The company decided to update its restrictions on dishonest behavior by including the surveillance products, which can often be sold to people looking to spy on their partners.
“The updated policy will prohibit the promotion of products or services that are marketed or targeted with the express purpose of tracking or monitoring another person or their activities without their authorization,” Google said in the update.
The company points to stalkerware as an example. This class of spyware is specifically designed to help a user monitor the digital activities of a romantic partner, without their permission. Once installed on the partner’s phone, the stalkerware can secretly monitor texts, phone calls, and the browsing history of the device.

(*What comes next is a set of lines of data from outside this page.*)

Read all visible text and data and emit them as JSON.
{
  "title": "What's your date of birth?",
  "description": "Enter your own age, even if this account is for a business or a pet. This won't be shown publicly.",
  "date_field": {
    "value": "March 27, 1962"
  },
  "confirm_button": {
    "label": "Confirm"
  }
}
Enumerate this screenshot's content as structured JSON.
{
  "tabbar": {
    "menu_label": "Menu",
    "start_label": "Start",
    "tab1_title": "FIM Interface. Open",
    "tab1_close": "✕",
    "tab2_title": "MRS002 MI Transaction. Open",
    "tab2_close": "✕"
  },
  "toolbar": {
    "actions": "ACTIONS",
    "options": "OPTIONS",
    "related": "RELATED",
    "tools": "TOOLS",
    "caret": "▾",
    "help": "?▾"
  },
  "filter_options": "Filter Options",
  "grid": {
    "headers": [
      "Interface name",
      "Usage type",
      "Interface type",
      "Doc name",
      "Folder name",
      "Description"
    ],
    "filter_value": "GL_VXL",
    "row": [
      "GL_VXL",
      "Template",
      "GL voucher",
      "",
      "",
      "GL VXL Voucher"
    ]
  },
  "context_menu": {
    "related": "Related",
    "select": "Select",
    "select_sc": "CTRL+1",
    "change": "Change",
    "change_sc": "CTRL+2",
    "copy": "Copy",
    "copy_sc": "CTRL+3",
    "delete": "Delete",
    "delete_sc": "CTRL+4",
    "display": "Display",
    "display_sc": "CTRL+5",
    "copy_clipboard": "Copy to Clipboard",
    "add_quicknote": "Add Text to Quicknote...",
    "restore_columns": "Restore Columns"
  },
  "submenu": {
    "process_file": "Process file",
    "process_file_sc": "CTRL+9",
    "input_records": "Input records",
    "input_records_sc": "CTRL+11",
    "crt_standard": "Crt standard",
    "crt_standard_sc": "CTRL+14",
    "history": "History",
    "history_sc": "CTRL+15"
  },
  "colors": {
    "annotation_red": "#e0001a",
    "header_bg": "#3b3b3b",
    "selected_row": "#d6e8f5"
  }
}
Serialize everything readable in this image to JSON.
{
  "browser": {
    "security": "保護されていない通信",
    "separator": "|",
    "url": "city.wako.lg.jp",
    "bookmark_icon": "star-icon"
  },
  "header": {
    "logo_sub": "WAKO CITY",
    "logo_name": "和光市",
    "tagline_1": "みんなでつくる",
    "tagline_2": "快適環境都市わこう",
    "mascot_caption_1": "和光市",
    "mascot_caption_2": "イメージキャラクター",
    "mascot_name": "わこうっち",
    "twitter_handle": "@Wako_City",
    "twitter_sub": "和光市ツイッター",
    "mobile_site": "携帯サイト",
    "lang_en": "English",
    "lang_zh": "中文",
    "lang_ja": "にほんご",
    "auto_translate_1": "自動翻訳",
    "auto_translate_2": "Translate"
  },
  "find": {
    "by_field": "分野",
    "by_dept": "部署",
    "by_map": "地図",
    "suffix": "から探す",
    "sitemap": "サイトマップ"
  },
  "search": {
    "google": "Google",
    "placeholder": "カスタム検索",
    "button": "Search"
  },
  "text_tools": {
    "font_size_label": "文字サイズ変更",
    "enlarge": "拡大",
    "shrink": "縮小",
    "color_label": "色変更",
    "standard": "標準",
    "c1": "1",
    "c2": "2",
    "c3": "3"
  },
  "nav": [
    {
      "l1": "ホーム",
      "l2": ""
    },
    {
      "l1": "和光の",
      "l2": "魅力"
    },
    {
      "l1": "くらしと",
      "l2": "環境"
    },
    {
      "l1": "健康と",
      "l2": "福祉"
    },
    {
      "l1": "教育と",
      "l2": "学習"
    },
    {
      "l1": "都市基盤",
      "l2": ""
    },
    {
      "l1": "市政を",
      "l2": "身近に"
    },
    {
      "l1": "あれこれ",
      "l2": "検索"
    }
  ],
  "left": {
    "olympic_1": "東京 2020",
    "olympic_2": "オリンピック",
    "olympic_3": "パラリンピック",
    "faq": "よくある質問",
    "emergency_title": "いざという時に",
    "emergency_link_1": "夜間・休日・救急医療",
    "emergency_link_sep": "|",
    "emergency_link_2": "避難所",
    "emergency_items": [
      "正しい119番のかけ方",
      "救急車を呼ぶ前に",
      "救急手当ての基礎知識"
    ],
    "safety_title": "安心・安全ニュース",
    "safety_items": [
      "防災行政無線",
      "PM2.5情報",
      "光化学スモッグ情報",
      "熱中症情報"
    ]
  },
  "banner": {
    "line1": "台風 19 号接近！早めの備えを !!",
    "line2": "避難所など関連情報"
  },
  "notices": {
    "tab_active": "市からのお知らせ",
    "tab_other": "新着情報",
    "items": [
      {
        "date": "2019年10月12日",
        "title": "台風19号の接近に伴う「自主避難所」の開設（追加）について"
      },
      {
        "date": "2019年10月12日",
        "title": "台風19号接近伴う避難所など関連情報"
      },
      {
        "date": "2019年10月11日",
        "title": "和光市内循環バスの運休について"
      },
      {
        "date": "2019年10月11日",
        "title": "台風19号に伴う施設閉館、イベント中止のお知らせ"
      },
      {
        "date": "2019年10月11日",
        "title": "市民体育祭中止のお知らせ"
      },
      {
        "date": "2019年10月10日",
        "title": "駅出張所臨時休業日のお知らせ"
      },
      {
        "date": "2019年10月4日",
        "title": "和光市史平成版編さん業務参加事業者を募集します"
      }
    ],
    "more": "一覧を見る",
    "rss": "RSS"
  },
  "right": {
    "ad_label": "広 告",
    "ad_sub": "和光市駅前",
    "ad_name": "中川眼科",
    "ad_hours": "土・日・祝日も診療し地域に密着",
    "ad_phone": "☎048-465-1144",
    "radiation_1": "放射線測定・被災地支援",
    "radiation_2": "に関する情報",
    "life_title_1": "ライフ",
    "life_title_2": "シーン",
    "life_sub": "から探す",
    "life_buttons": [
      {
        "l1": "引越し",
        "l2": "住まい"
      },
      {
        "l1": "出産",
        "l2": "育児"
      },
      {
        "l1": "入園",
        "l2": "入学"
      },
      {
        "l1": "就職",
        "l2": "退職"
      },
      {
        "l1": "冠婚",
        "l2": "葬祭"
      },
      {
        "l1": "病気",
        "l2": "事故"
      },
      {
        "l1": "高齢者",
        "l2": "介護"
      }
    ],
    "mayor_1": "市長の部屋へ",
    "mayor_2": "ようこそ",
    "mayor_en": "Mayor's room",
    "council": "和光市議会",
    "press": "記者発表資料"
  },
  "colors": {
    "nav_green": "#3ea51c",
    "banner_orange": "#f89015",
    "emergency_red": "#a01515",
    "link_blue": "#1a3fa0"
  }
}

According to antivirus provider Kaspersky Lab, stalkerware installs among its users appear to be increasing. In 2019, the class of spyware was detected on devices from 67,500 unique users, which is up from 40,386 in 2018.
In addition to stalkerware, Google will also ban ads for GPS trackers and surveillance cameras that are marketed for the express purpose of spying. If an advertising customer violates the policy, the company will first issue a warning, giving them seven days before initiating an account suspension.
Example of a phone-monitoring app advertised on Google. (Credit: Google)
However, Google’s new policy does contain a potential loophole: the revision only cracks down on ads that purposely market the surveillance products for spying purposes. In the past, some spyware providers have wisened up and sold the software as child-monitoring apps.
It doesn’t exactly help that Google’s updated policy creates an exemption for products and services designed to help parents monitor their underage children. (Another thing to note is how users will still be able to find stalkerware-capable products via Google search.)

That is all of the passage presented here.